Analysis of tire treads at crime scenes

Forensic tire tread evidence records and analyzes impressions of vehicle tire treads for use in legal proceedings to help place a suspect at a crime scene. Every tire will show different amounts of tread wear, and different amounts of damage in the form of tiny cuts, nicks, and scratches. These unique characteristics will also show on the impression left by the tire.

== History ==
This forensic technique was first invented in 1930 by David Chapman, a researcher affiliated with the Sheriff's Office in Los Angeles, California, in the United States. A try-square would be placed on the ground around the tire mark to measure it. It was difficult to identify the tire just from a photograph, so they used calculations based on the camera position and other data to identify it. With the calculations, they were able to find size, make, car type, load, mileage, and where the car was driven. From the 1930s to the 1960s, FBI analysts expanded their analysis from 1800 patterns of tire tread to include dimensions and characteristics.

== Prints ==
A visible print is something that can be seen with the naked eye. Examples would be muddy tracks on the ground or tire imprints in the snow.

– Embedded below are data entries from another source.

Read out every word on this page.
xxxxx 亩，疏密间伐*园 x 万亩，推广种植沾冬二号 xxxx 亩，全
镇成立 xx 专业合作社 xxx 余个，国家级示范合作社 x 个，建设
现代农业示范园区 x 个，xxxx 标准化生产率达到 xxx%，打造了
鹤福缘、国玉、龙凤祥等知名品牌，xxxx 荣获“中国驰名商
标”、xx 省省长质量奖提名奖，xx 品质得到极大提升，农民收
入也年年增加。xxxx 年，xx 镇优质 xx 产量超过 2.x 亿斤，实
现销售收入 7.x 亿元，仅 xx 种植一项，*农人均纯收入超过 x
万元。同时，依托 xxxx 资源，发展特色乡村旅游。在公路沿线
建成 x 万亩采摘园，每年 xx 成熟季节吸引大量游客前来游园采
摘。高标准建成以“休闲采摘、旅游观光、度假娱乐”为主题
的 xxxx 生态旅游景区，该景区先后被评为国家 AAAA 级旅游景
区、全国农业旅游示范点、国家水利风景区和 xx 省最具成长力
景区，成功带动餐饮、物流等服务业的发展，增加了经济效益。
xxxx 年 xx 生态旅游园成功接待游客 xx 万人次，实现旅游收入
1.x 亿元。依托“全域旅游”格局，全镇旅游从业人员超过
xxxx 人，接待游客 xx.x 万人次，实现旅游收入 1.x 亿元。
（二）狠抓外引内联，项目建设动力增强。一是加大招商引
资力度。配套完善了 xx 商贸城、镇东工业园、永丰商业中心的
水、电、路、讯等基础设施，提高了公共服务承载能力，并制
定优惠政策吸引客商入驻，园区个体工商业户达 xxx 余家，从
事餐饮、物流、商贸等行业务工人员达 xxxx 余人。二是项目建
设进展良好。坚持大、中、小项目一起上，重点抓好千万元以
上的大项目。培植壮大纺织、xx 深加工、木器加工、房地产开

A plastic print is an impression left on a soft surface like mud or sand. These can be 2-dimensional or 3-dimensional.

A latent print is not visible to the naked eye without manipulation. They are usually found on surfaces that are flat, like a sidewalk or a driveway. Static is used to make a print. Chemicals, powders, or alternative light are used to see a print already on the ground.

== Ways to collect samples ==
Photography is a simple way to collect visible prints.

Casting is the most common way to collect samples. This is when powdered stone material is mixed with water and poured into the impression to create a three-dimensional cast.

A thick coating of adhesive can be used on smooth, non-delicate surfaces. Rubber with a low-adhesive gelatin layer is what is used on rougher surfaces.

An Electrostatic dust-print lifting device is used for prints that are dry or dusty. It charges the particles and attaches them to a lifting film like a gelatin lifter.

Chemicals, powders, or alternative light can also be used to enhance prints that have already been collected.

Samples collected are compared side by side to prints from manufacturers to tell which marks were created by the crime and which are in the original design.